Lovell also said he is angry about widespread accounts that he strangled Yost, then stomped the back of her neck.
"She was so far out of it I had to hold her up. I don't know how many Valiums I gave her, maybe 15. Although she could still move her legs, if I had let go she would have dropped to the ground," he said.
"Her hands were tied behind her back, sort of to her side, tied with part of a towel or a sheet. She struggled a little when I put my hand over her mouth and blocked her nose. Then her body went stiff, and then went limp and I knew she was dead."
Lovell was unemotional while describing how he killed Yost, but his eyes teared as he spoke of how he might have avoided killing her.
He said his family and friends shared the blame for his lies.

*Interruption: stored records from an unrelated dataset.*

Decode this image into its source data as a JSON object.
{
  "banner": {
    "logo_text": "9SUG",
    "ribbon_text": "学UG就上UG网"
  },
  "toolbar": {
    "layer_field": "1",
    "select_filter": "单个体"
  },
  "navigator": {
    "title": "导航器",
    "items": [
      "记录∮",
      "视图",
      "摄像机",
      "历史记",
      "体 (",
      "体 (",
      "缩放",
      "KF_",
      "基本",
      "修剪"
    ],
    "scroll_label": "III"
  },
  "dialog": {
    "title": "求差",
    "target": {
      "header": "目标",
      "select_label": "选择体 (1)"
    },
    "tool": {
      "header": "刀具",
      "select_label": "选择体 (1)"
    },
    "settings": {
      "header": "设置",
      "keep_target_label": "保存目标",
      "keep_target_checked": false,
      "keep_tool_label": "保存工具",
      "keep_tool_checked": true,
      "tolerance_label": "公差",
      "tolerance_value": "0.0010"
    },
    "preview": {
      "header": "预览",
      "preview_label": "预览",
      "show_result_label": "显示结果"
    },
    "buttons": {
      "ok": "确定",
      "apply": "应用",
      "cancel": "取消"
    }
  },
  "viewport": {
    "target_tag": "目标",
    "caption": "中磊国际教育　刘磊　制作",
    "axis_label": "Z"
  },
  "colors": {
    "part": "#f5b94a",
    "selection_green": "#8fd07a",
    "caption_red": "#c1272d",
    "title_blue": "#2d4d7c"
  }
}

When he was first arrested for Yost's rape, "everybody pounced on me saying I couldn't have done it," he said. "If one person had asked me if I did it, my emotions were so thin I would have broke down and told them everything."
But no one did, and instead, a reaction began, he said, that in part led to the murder.
"It's complicated. I was embarrassed, ashamed at what I did," he said. "It was an issue of pride with my family and friends and it just started gears in my head and a denial thing set in, like I almost didn't believe I did what I did."